Bending Spoons began trading under the ticker BSP on the Nasdaq Global Select Market on July 1, 2026. The company, co-founded in Copenhagen in 2013 and since relocated to Milan, describes its strategy as a continuous loop: acquire digital businesses, implement deep operational transformations, expand earnings sustainably, and reinvest in additional acquisitions. As of March 2026, it served more than 500 million monthly active users and 9 million paying customers, according to the prospectus. Major holdings include AOL, Vimeo, Evernote, Eventbrite, StreamYard, Harvest, komoot, Remini and WeTransfer.
Why the market paid a premium
The company offered 34.4 million new shares, with selling shareholders contributing a further 23.6 million. Goldman Sachs, J.P. Morgan and Allen & Company carried an underwriter greenshoe option for 8.7 million additional shares. Bending Spoons said it will not receive proceeds from the selling shareholders’ portion of the offering.
The 40% first-day pop reflects investor appetite for a rare kind of tech story: a profitable, acquisitions-driven compounder with demonstrated ability to extract margin from legacy digital brands. Most of its portfolio — AOL, Evernote, WeTransfer — were considered distressed when acquired. Bending Spoons applied AI-assisted product consolidation and aggressive cost restructuring in each case, typically within twelve months of purchase.
By July 5, the stock had settled back to approximately $35.93, still 23.9% above its IPO price, as initial enthusiasm gave way to more measured institutional positioning.
Context: an IPO market reawakening
The Bending Spoons debut lands in a materially different IPO environment than 2024 or 2025. Renaissance Capital data shows 113 IPOs raising $34.2 billion through May 2026, a 163.9% surge in value year-on-year. The market’s recovery has been led by large-cap tech and AI-adjacent names; SpaceX’s Nasdaq listing at $135 per share set the record high-water mark for a single IPO, pulling forward institutional appetite for growth equity.
For European tech, Bending Spoons’ willingness to list in New York rather than on a European exchange continues a pattern of founders seeking deeper liquidity pools and higher valuation multiples in US markets.
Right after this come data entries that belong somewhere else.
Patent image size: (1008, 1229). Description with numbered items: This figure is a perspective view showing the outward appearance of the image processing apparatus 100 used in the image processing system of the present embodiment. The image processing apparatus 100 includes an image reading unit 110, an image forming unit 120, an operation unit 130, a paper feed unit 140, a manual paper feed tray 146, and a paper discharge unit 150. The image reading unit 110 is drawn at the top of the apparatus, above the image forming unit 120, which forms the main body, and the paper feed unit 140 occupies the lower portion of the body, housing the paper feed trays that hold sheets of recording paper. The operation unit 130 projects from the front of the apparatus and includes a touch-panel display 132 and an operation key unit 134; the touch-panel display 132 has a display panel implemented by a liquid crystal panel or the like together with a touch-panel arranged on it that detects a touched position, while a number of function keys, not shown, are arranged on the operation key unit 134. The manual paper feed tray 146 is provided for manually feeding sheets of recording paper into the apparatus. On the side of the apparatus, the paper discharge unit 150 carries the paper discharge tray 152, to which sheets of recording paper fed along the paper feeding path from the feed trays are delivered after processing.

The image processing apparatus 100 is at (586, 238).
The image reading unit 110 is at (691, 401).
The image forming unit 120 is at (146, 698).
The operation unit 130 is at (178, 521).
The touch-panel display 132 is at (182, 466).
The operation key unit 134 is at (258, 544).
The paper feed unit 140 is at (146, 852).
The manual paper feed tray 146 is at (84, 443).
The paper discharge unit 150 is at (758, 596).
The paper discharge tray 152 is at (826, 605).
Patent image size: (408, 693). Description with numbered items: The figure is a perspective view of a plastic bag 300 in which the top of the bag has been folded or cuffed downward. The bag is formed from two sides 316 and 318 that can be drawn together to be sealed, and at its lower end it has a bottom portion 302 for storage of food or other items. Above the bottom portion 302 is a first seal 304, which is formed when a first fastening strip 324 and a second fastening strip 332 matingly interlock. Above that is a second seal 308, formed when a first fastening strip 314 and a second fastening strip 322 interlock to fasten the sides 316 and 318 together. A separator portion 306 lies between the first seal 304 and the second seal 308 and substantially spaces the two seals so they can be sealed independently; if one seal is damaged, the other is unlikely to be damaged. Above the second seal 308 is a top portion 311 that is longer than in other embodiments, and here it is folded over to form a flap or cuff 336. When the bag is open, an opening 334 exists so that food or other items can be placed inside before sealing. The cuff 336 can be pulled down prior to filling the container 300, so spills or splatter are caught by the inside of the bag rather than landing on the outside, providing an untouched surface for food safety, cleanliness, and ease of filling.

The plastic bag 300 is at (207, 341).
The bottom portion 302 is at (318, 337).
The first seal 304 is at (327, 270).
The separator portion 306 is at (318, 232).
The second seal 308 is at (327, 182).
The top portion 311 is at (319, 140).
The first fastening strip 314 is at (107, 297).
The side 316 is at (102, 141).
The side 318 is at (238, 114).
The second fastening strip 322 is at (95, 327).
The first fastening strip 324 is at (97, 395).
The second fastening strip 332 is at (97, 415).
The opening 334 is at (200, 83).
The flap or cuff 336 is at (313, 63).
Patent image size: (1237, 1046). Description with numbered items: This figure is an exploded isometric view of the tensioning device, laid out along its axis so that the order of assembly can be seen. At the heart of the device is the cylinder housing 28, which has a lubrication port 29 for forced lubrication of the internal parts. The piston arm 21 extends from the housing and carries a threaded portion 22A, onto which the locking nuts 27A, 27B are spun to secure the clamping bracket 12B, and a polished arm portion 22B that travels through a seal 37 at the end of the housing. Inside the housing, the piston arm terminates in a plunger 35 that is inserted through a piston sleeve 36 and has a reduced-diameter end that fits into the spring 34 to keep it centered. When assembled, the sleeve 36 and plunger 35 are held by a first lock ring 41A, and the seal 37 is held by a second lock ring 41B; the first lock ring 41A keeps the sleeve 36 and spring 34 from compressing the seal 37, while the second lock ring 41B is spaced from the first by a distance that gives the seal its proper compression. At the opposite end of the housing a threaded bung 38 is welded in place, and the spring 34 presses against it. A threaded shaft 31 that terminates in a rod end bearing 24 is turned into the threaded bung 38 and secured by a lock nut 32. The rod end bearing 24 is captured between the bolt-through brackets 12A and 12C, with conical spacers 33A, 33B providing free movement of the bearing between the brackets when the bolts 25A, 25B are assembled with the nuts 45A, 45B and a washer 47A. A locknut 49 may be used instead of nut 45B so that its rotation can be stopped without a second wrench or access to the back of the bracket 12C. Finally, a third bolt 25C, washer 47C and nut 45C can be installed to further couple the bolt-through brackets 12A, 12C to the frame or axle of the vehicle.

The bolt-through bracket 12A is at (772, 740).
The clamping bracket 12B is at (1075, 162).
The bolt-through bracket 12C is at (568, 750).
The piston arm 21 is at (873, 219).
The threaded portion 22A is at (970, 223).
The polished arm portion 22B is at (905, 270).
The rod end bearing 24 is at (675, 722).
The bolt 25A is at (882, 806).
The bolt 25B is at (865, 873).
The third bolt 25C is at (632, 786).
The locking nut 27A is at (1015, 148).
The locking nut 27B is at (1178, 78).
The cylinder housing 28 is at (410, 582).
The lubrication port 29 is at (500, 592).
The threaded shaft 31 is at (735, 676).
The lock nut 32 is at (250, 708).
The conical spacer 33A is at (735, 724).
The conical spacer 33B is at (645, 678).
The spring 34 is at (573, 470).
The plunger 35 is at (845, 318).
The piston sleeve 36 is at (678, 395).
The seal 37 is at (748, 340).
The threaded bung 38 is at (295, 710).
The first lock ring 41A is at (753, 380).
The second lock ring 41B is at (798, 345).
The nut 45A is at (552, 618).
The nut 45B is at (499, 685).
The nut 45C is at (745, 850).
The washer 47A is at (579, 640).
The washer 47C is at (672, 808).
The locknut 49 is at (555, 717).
The company’s $25 billion market cap at close on debut day would have placed it comfortably in the top tier of European tech listings by value, had it chosen Amsterdam, London or Frankfurt instead.
What to watch
Bending Spoons has not provided formal revenue guidance in its listing documents. The next material disclosure will be its first quarterly earnings report as a public company, expected in August, when investors will look for evidence that the acquisition machine can sustain operating margins under scrutiny from public markets. Analysts will pay particular attention to Vimeo and Eventbrite, which remain under-monetised relative to their user bases, as the clearest near-term test of Bending Spoons’ transformation playbook.